Sistem pemasaran lewat swalayan dilakukannya dengan cara menitip barang atau menyewa tempat. “Tapi banyak usaha kecil di Jambi ini belum dapat memenuhi persayaratan itu, karena prosesnya juga berbelit-belit,” paparnya.

Untuk saat ini pemilik usaha Raditia Ranisa (RR) ini mempekerjakan lima orang karyawan. Dalam sekali produksi dapat dihasilkan sekitar 250-300 bungkus keripik yang dipasarkan ke pasar swalayan yang ada di Kota Jambi dengan harga jual Rp 5.500 hingga Rp 6.000/bungkus yang dikemas dalam plastik. Keripik buatannya dapat bertahan selama satu bulan.

Mengenai ketersediaan bahan baku cukup dan tidak ada masalah. Namun sayangnya, bahan baku itu belum memiliki kualitas yang bagus. Dia juga berharap kepada para penyuluh pertanian lapangan (PPL) agar memberikan penyuluhan kepada petani untuk meningkatkan produktivitas tanaman bayam.
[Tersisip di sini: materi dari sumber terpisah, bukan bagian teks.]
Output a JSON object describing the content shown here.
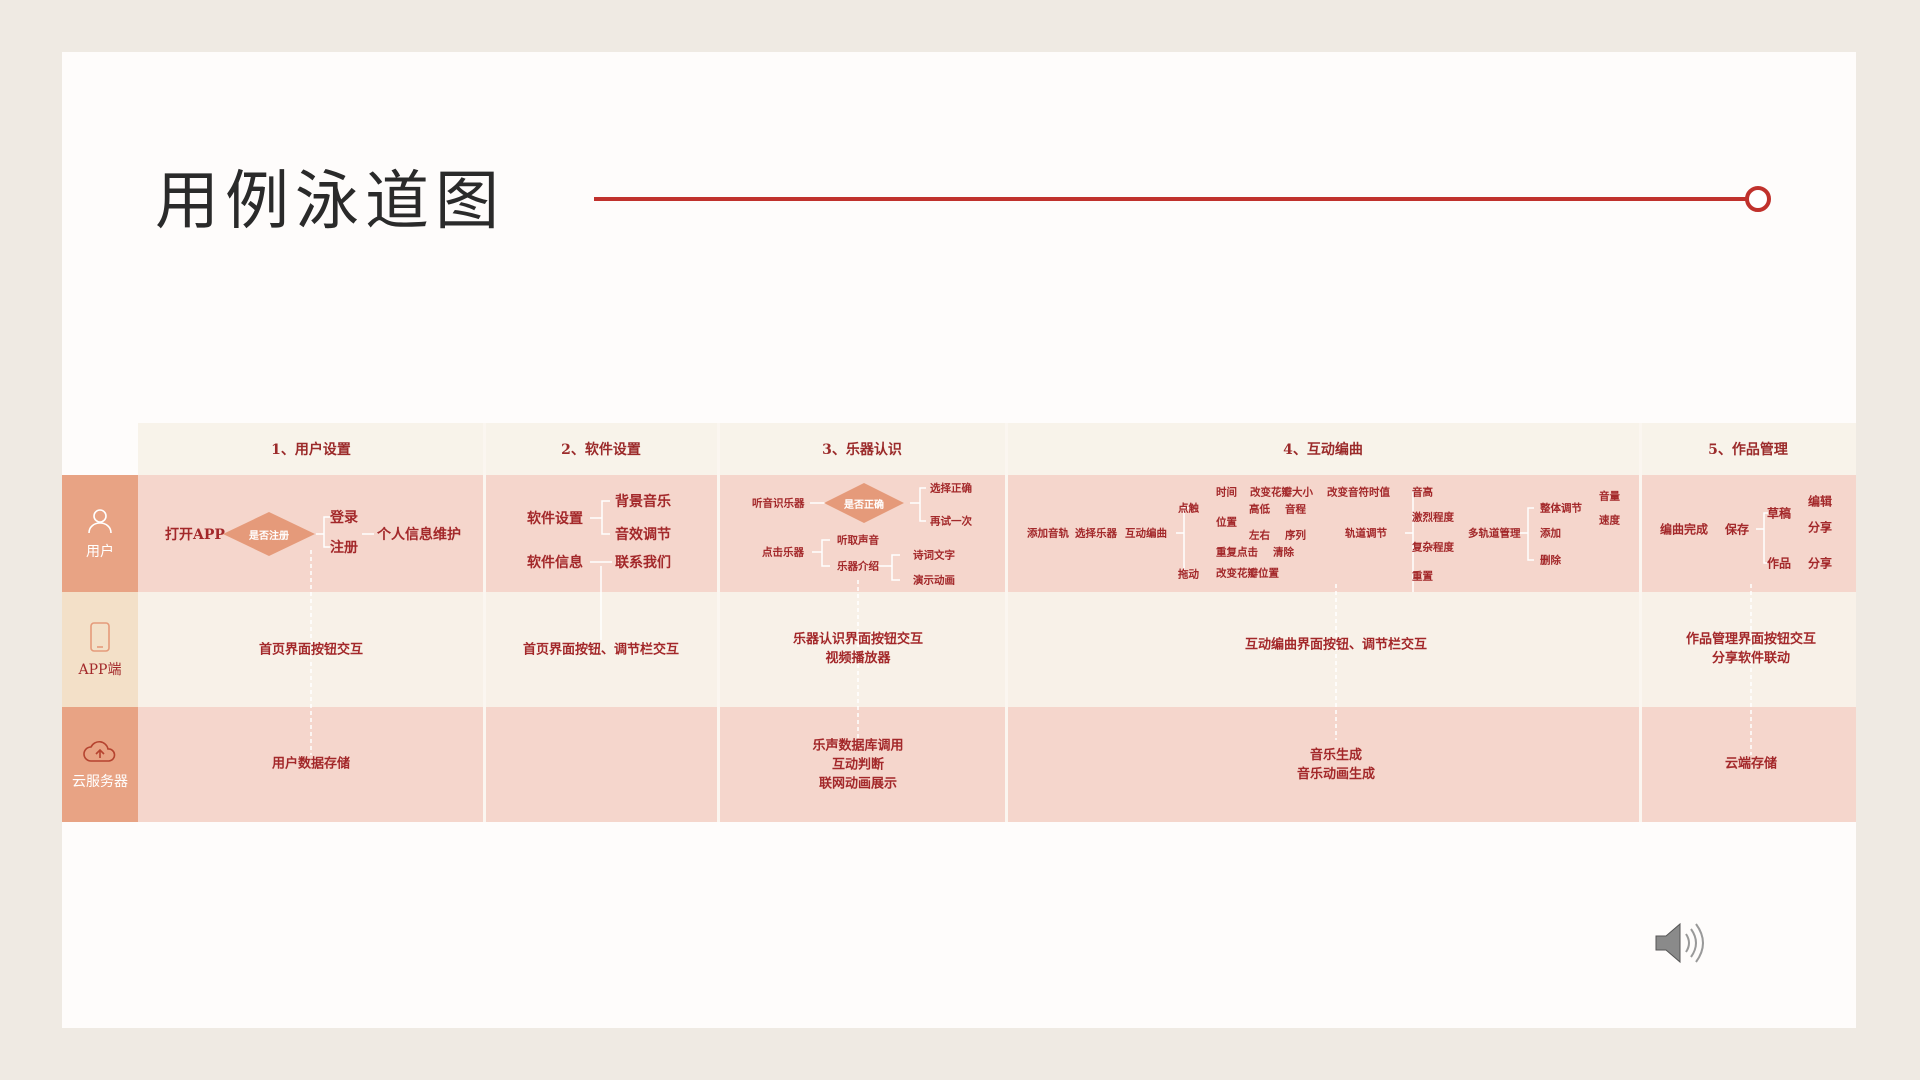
{
  "title": "用例泳道图",
  "lanes": {
    "user": "用户",
    "app": "APP端",
    "cloud": "云服务器"
  },
  "columns": [
    "1、用户设置",
    "2、软件设置",
    "3、乐器认识",
    "4、互动编曲",
    "5、作品管理"
  ],
  "col1": {
    "open": "打开APP",
    "decision": "是否注册",
    "login": "登录",
    "register": "注册",
    "profile": "个人信息维护",
    "app": "首页界面按钮交互",
    "cloud": "用户数据存储"
  },
  "col2": {
    "settings": "软件设置",
    "info": "软件信息",
    "bgm": "背景音乐",
    "sfx": "音效调节",
    "contact": "联系我们",
    "app": "首页界面按钮、调节栏交互"
  },
  "col3": {
    "listen": "听音识乐器",
    "decision": "是否正确",
    "correct": "选择正确",
    "retry": "再试一次",
    "click": "点击乐器",
    "hear": "听取声音",
    "intro": "乐器介绍",
    "poem": "诗词文字",
    "anim": "演示动画",
    "app": [
      "乐器认识界面按钮交互",
      "视频播放器"
    ],
    "cloud": [
      "乐声数据库调用",
      "互动判断",
      "联网动画展示"
    ]
  },
  "col4": {
    "add_track": "添加音轨",
    "choose": "选择乐器",
    "compose": "互动编曲",
    "touch": "点触",
    "drag": "拖动",
    "time": "时间",
    "petal_size": "改变花瓣大小",
    "note_len": "改变音符时值",
    "position": "位置",
    "pitch_lv": "高低",
    "interval": "音程",
    "lr": "左右",
    "sequence": "序列",
    "repeat": "重复点击",
    "clear": "清除",
    "petal_pos": "改变花瓣位置",
    "track_adj": "轨道调节",
    "pitch": "音高",
    "intensity": "激烈程度",
    "complexity": "复杂程度",
    "reset": "重置",
    "multi": "多轨道管理",
    "overall": "整体调节",
    "add": "添加",
    "delete": "删除",
    "volume": "音量",
    "speed": "速度",
    "app": "互动编曲界面按钮、调节栏交互",
    "cloud": [
      "音乐生成",
      "音乐动画生成"
    ]
  },
  "col5": {
    "done": "编曲完成",
    "save": "保存",
    "draft": "草稿",
    "edit": "编辑",
    "share1": "分享",
    "work": "作品",
    "share2": "分享",
    "app": [
      "作品管理界面按钮交互",
      "分享软件联动"
    ],
    "cloud": "云端存储"
  },
  "colors": {
    "accent": "#c0312c",
    "lane_label": "#e8a384",
    "lane_pink": "#f5d6cc",
    "lane_cream": "#f8f1e8"
  }
}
Sehingga daun bayam lebih bagus. “Walau produksi bayam berlimpah tapi sulit mencari daun bayam yang berukuran standar. Sehingga kualitas produk tidak bagus,” ujarnya.

Selain itu, dia masih menghadapi persoalan peralatan tradisional yang bersifat manual. “Sehingga kualitas dan kuantitas juga terbatas,” katanya. Hal ini disebabkan karena masih kekurangan modal usaha. Beberapa waktu lalu dia pernah mendapat bantuan bergulir dari salah satu BUMN, tapi modal itu belum mencukupi.

“Kesulitan lain yang dihadapi susah mendapatkan minyak tanah. Di pangkalan hanya dapat 20 liter yang masuk terkadang sebulan sekali. Padahal setiap kali produksi dibutuhkan setidaknya 20 liter minyak tanah. Untuk mengatasi persolan ini kami terpaksa menggunakan kayu bakar,” katanya seraya berharap kedepan usahanya ini dapat lebih maju lagi. (mas)

Kembangkan Rintak Spesial


SELAIN membuat keripik bayam Andayani dan keluarganya terus berinovasi dengan membuat berbagai produk. Seperti kembang tahu dan rintak spasial, kue khas Bangka Belitung.

Oleh Walikota Jambi waktu itu masih dijabat H Arifin Manap diganti namanya dengan rintak spesial. “Waktu kita mengadakan pameran kue ini menarik perhatian Pak Wali. Pak Wali bilang kok namanya rintak Bangka, padahal diproduksi di Jambi,” ujar Sri Marsita (43) kakak kandung Andayani yang menggunakan merek RR kepada Media Jambi

Rintak spesial ini cukup laris dipasaran. Produknya juga dipasarkan ke pasar swalayan dalam seminggu diproduksi berkisar 60 kg. Dengan harga jual Rp 18.000/ bungkus. “Kita memasarkan produk ke pasar swalayan dua kali seminggu. Bahkan jika ada pesanan dari luar daerah terkadang harus mengurangi pasokan. Karena kehabisan stok,” ujar ibu dua anak ini.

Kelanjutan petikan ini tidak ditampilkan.